Les experts de l’Académie s’émeuvent aussi de l’impact énergétique de ce boom technologique à venir. L’entraînement d’un langageur (moteur d’un outil comme ChatGPT, NDLR) requiert « l’utilisation de supercalculateurs capables de fonctionner plusieurs semaines, voire plusieurs mois, sans interruption. Ce type d’ordinateur comprend des centaines, voire des milliers, d’accélérateurs de calcul (GPU) […] Le coût énergétique de l’entraînement est actuellement de l’ordre de 1 GWh. » indique-t-il. Sans compter l’intensité énergétique de l’usage de l’outils par des millions d’utilisateurs par la suite, bien supérieure.

« Le fait d’ajouter un langageur aux moteurs de recherche existants augmenterait alors la consommation électrique mondiale de façon considérable au-delà du TWh. Ce point doit être analysé de façon plus approfondie, et mérite une extrême vigilance. » met en garde l’Académie.
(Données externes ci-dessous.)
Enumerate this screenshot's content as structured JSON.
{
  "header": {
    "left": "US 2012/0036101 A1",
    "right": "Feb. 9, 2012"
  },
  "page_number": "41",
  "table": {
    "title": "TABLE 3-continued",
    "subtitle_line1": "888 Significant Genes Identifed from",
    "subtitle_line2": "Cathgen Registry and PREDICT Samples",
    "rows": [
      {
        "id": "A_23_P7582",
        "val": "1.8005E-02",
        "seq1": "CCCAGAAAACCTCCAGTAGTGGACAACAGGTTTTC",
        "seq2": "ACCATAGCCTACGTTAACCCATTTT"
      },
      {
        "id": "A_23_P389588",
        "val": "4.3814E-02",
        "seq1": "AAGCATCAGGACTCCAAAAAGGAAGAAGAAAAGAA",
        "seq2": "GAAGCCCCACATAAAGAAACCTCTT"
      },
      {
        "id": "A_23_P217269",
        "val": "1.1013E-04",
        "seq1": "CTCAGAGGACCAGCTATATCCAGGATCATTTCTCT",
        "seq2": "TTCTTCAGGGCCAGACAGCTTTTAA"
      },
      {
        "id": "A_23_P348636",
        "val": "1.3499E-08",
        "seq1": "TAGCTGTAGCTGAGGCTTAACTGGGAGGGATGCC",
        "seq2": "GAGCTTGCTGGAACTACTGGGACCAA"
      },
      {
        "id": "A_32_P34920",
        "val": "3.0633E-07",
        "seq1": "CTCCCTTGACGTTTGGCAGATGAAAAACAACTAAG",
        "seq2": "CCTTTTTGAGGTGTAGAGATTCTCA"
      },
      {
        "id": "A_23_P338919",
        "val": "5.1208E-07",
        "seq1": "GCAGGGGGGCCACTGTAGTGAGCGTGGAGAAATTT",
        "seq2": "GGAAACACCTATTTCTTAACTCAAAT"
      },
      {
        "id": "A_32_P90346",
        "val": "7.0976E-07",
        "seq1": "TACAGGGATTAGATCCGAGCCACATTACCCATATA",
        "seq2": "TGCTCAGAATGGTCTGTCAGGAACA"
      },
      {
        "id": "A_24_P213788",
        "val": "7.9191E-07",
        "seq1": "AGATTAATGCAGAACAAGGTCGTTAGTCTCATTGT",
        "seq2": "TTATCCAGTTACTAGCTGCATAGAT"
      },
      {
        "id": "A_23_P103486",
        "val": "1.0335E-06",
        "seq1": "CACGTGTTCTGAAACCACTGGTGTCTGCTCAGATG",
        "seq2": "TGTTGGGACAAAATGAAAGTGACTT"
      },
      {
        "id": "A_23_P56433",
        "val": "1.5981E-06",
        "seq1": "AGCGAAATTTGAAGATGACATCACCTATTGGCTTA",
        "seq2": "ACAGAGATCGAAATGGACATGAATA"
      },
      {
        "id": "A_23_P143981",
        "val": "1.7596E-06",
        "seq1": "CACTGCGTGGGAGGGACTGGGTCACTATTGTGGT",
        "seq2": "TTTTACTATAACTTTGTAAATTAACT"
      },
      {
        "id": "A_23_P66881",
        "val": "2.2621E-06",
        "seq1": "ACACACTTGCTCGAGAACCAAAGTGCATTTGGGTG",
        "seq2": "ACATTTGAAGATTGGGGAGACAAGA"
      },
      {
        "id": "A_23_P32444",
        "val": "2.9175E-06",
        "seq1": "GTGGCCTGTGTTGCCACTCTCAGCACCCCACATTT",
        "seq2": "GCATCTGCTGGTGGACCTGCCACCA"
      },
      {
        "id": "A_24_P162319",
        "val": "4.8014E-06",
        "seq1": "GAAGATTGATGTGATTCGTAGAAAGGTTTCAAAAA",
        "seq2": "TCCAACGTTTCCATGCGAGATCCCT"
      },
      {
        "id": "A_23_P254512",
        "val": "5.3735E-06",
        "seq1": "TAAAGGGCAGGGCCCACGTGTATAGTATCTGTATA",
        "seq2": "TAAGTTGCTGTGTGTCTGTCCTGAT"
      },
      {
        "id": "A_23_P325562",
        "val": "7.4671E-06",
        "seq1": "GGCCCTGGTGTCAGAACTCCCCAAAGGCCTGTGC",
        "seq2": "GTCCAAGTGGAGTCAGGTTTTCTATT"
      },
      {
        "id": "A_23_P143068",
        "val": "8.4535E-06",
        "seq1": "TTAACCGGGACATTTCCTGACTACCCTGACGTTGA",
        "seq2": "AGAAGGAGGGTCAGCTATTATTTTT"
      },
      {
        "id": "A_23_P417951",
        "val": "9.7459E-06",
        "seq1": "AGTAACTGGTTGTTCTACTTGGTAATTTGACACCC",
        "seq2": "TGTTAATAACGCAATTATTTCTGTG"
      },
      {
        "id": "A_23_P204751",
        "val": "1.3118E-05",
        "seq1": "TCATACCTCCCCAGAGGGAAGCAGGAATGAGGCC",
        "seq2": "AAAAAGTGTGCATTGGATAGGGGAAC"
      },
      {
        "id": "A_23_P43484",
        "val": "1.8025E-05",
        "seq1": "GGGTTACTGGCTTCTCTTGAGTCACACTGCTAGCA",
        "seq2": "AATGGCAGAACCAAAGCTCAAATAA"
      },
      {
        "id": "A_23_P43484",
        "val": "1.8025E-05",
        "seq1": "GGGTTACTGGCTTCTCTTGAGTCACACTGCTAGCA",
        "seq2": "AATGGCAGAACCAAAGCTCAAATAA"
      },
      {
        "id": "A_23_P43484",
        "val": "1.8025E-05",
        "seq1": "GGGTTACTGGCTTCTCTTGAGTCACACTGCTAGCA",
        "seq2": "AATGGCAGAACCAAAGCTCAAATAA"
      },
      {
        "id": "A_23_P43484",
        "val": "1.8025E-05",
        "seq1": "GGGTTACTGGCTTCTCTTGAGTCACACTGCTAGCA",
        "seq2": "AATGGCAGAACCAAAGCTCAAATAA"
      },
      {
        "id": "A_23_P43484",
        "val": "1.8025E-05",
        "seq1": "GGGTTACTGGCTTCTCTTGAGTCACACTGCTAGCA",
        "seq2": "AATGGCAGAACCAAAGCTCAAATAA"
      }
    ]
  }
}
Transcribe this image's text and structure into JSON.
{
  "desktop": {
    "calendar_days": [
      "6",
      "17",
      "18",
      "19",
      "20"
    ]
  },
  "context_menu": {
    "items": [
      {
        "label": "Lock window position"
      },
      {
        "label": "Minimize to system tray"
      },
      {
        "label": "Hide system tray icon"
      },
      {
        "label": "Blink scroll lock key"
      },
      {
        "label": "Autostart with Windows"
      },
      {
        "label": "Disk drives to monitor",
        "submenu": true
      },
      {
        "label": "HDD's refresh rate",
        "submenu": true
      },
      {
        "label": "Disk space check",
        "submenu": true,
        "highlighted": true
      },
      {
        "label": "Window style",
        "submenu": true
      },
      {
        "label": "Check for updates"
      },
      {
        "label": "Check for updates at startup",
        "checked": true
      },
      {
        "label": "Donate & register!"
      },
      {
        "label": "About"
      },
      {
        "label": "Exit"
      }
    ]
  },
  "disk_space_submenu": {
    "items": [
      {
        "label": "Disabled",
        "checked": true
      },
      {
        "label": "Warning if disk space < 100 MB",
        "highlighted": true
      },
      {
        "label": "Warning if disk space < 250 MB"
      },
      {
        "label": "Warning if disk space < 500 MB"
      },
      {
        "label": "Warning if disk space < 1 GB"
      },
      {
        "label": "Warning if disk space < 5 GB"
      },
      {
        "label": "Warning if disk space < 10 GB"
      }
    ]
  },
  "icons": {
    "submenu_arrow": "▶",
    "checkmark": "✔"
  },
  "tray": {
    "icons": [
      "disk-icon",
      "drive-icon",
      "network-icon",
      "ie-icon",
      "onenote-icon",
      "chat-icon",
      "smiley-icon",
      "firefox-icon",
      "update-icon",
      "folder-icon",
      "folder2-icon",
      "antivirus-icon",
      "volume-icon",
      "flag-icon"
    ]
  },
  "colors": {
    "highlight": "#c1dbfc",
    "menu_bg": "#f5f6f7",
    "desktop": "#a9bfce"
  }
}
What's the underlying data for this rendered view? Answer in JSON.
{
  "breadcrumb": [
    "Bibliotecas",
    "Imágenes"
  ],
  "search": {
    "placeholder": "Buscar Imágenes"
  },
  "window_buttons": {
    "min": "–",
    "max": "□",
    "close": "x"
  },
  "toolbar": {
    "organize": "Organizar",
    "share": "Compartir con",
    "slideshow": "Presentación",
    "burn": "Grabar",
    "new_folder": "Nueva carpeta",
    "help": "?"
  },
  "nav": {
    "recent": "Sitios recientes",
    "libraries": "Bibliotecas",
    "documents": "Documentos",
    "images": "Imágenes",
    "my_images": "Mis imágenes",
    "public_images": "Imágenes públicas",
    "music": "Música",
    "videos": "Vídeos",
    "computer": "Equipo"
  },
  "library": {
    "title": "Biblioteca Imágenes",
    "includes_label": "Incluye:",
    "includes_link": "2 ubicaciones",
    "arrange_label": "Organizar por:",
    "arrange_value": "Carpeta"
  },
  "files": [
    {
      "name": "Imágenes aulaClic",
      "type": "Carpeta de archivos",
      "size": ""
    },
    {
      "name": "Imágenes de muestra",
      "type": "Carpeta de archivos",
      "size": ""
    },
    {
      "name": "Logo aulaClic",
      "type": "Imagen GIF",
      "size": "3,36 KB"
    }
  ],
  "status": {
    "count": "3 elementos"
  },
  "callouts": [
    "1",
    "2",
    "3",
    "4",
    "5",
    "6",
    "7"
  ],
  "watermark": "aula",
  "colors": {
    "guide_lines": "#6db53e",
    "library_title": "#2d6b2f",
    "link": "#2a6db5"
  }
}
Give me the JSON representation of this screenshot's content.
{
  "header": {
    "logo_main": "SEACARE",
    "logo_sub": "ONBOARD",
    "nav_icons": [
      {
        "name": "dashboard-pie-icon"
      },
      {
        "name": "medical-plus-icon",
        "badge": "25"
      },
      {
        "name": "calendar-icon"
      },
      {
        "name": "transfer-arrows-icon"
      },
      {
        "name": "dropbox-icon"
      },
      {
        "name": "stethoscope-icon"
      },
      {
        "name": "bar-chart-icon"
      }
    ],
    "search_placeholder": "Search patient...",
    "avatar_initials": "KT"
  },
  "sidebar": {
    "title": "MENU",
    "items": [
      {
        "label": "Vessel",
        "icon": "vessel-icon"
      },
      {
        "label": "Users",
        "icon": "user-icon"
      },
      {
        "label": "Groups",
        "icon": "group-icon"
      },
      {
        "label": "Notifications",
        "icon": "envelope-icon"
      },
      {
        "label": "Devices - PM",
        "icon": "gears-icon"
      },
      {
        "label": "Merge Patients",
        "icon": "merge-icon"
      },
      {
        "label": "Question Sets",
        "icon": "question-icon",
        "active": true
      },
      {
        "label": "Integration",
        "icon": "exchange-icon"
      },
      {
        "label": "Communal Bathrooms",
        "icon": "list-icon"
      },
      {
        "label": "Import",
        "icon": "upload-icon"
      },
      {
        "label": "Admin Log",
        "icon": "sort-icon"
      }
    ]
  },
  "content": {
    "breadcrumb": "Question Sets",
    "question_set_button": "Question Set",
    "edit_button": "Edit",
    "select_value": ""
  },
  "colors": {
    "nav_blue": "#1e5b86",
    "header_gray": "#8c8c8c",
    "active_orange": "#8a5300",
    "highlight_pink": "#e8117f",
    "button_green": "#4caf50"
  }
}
ChatGPT : Les recommandations de l’Académie des Technologies

Face aux forces et faiblesses de l’IA Générative, l’Académie des Technologies propose deux recommandations majeures, afin « d’anticiper les effets économiques et sociétaux
des produits et services créés » :

  • La création de langageurs libres et de confiance en exerçant le levier européen

« Il est crucial dans un objectif de souveraineté au niveau des valeurs, de l’économie et de la recherche, de disposer de langageurs libres. L’exemple de la société HuggingFace démontre la faisabilité d’une telle réalisation. […] L’organisation de l’accès à des langageurs libres par le plus grand nombre permettrait de contribuer au test et à l’amélioration de ce bien commun tout en préparant aux évolutions professionnelles et culturelles suscitées par cette technologie. En ce qui concerne le monde de l’Éducation, on pourrait aussi en attendre une formation très large des élèves aux langageurs et leur usage raisonné »

  • La création d’un centre d’expertise sur la régulation des langageurs

« Compte tenu de l’importance durable de cette technologie et de ses enjeux économiques et sociétaux, elle recommande : de définir légalement les responsabilités des offreurs et des utilisateurs (en évitant les redondances avec les régulations déjà en place ou en cours de définition et qui incluent implicitement les langageurs dans leur domaine) ; de mettre en place les moyens d’évaluer leur conformité aux contraintes et réglementations ainsi définies. »

L’Académie note aussi que l’’instrument qui doit servir de modèle et à terme de cible pour répondre à ces enjeux devrait être similaire à l’Agence nationale de la sécurité de l’information.

Elle estime aussi que « la régulation recommandée ne doit pas retarder le développement de langageurs par les Européens. Elle doit au contraire les faciliter en visant notamment la création de biens communs, face à des pays traditionnellement plus réticents vis-à-vis des régulations ».